L’envie irrésistible de se frotter les yeux, accompagnée d’une démangeaison intense, de larmoiement et parfois de rougeur ou d’œdème palpébral, est souvent le signe évocateur d’une allergie oculaire. Cette réaction, fréquente surtout au printemps et en été, résulte d’une hypersensibilité du système immunitaire à des allergènes aéroportés tels que les pollens, les acariens, les spores fongiques ou les squames d’animaux.
Contrairement aux infections bactériennes ou virales, l’allergie oculaire ne s’accompagne généralement pas de sécrétions purulentes ni de fièvre. Le prurit est prédominant, bilatéral et peut s’aggraver en extérieur ou dans des environnements poussiéreux. Chez certains patients, elle s’associe à une rhinite allergique — on parle alors de rhinoconjonctivite — ou à de l’asthme, ce qui souligne la nature systémique de la réponse allergique.
Le diagnostic repose essentiellement sur l’interrogatoire clinique et l’examen ophtalmologique : recherche d’un œdème conjonctival, de papilles folliculaires ou d’un aspect « granuleux » de la conjonctive tarsale. Dans les formes atypiques ou sévères, des tests cutanés (prick-tests) ou des dosages sériques d’IgE spécifiques peuvent être indiqués pour identifier le ou les allergènes responsables.

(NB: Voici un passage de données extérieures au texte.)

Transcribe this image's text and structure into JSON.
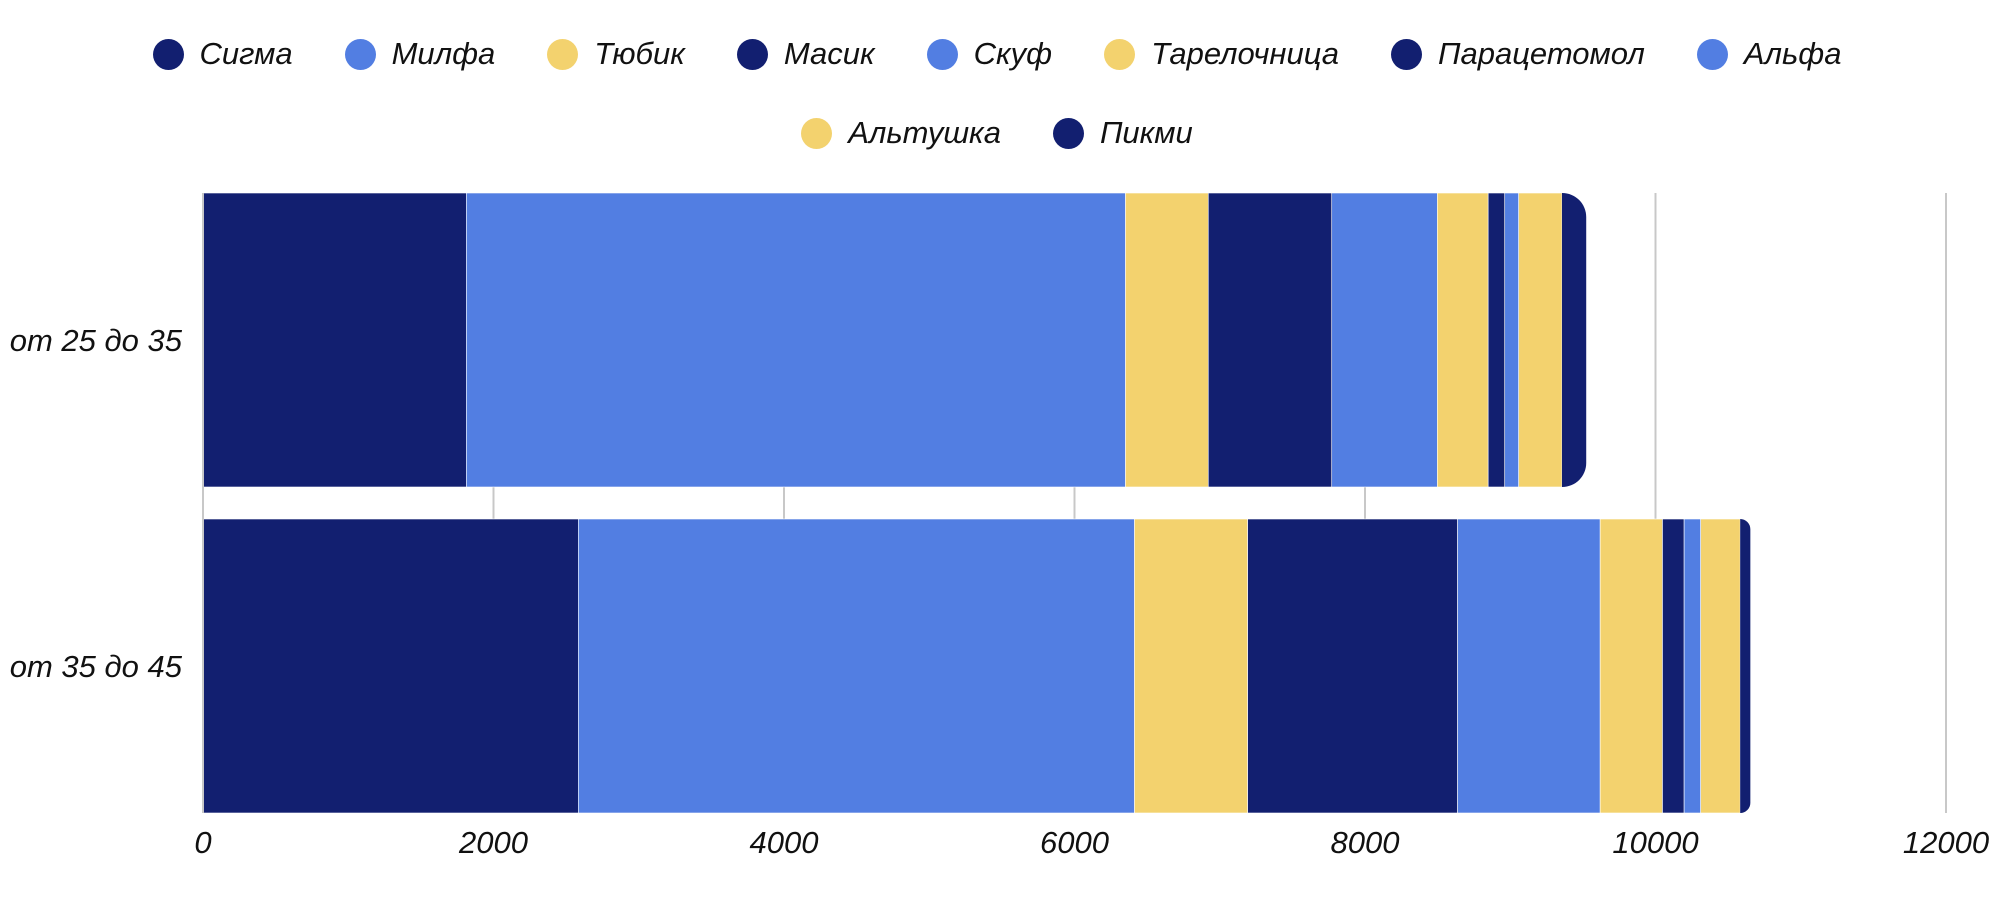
{
  "chart_data": {
    "type": "bar",
    "orientation": "horizontal",
    "stacked": true,
    "title": "",
    "xlabel": "",
    "ylabel": "",
    "xlim": [
      0,
      12000
    ],
    "x_ticks": [
      "0",
      "2000",
      "4000",
      "6000",
      "8000",
      "10000",
      "12000"
    ],
    "grid": "vertical",
    "legend_position": "top",
    "categories": [
      "от 25 до 35",
      "от 35 до 45"
    ],
    "series": [
      {
        "name": "Сигма",
        "color": "#121f70",
        "values": [
          1813,
          2584
        ]
      },
      {
        "name": "Милфа",
        "color": "#527ee2",
        "values": [
          4538,
          3829
        ]
      },
      {
        "name": "Тюбик",
        "color": "#f3d26e",
        "values": [
          570,
          779
        ]
      },
      {
        "name": "Масик",
        "color": "#121f70",
        "values": [
          850,
          1445
        ]
      },
      {
        "name": "Скуф",
        "color": "#527ee2",
        "values": [
          727,
          982
        ]
      },
      {
        "name": "Тарелочница",
        "color": "#f3d26e",
        "values": [
          350,
          429
        ]
      },
      {
        "name": "Парацетомол",
        "color": "#121f70",
        "values": [
          114,
          149
        ]
      },
      {
        "name": "Альфа",
        "color": "#527ee2",
        "values": [
          96,
          114
        ]
      },
      {
        "name": "Альтушка",
        "color": "#f3d26e",
        "values": [
          298,
          272
        ]
      },
      {
        "name": "Пикми",
        "color": "#121f70",
        "values": [
          167,
          70
        ]
      }
    ]
  }
}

La prise en charge repose sur trois axes complémentaires : l’évitement des déclencheurs identifiés, l’utilisation de collyres antihistaminiques ou anti-inflammatoires non stéroïdiens (comme les antagonistes des récepteurs H1 ou les inhibiteurs de la calcineurine), et, si nécessaire, un traitement systémique adapté (antihistaminiques oraux ou corticothérapie locale à court terme). Il est crucial d’éviter les collyres vasoconstricteurs à long terme, car ils risquent d’induire une rhinite médicamenteuse ou une rébound-conjunctivitis.
En cas de symptômes persistants malgré un traitement adapté, ou lors de l’apparition de troubles visuels, de photophobie ou de douleur oculaire, une consultation spécialisée en allergologie ou en ophtalmologie est indispensable pour éliminer des pathologies plus rares comme la kératoconjonctivite vernal ou la conjonctivite atopique.